In fact, the 16%-84% probability interval (the standard central 68% probability interval corresponding to +- 1sd of a gaussian, and the IPPC “likely”) of this quotient distribution is really 0.18-0.52K/W/m^2 (0.7-1.9C per doubling) and the 2sd limit of 2.5% to 97.5% is 0.12-1.3K/W/m^2 (0.4-4.8C per doubling). While this range still focuses mostly on lower values than most analyses support, it also reaches the upper range that I (and perhaps increasingly many others) consider credible anyway. His 68% estimate of 0.6-1.6C per doubling is wrong to start with, and doubly misleading in the way that it conceals the long tail that naturally arises from his analysis.
… He estimates a “time constant” which is supposed to characterise the response of the climate system to any perturbation. On the assumption that there is such a unique time constant, this value can apparently be estimated by some straightforward time series analysis - I haven’t checked this in any detail but the references he provides look solid enough. His estimate, based on observed 20th century temperature changes, comes out at 5y. However, he also notes that the literature shows that different analyses of models give wildly different indications of characteristic time scale, depending on what forcing is being considered - for example the response to volcanic perturbations has a dominant time scale of a couple of years, whereas the response to a steady increase in GHGs take decades to reach equilibrium. Unfortunately he does not draw the obvious conclusion from this - that there is no single time scale that completely characterises the climate system - but presses on regardless.
… In fact there is an elementary physical explanation for this: the models (and the real climate system) exhibit a range of time scales, with the atmosphere responding very rapidly, the upper ocean taking substantially longer, and the deep ocean taking much longer still. When forced with rapid variations (such as volcanoes), the time series of atmospheric response will seem rapid, but in response to a steady forcing change, the system will take a long time to reach its new equilibrium. An exponential fit to the first few years of such an experiment will look like there is a purely rapid response, before the longer response of the deep ocean comes into play. This is trivial to demonstrate with simple 2-box models (upper and lower ocean) of the climate system.
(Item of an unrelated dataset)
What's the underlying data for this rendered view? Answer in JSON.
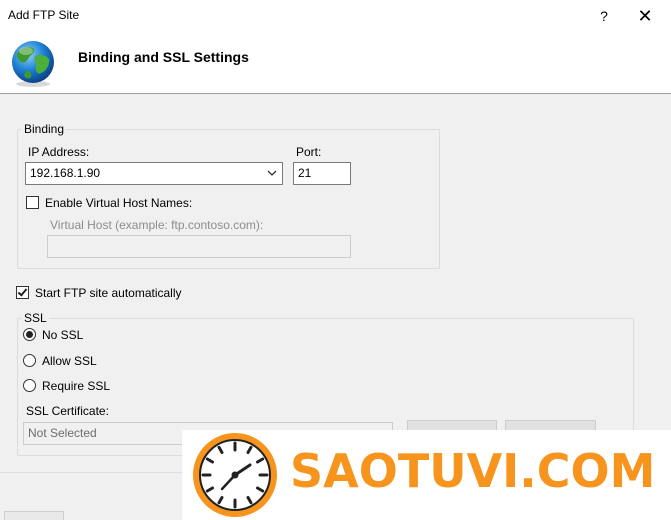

Changing Schwartz’ 5y time scale into a more representative 15y would put his results slap bang in the middle of the IPCC range, and confirm the well-known fact that the 20th century warming does not by itself provide a very tight constraint on climate sensitivity. It’s surprising that Schwartz didn’t check his results with anyone working in the field, and disappointing that the editor in charge at JGR apparently couldn’t find any competent referees to look at it.
Even more here, but the above gets the gist of the matter in an easily understandable fashion. One wonders if Senator Inhofe will offer a retraction. An serious man interested in the truth would.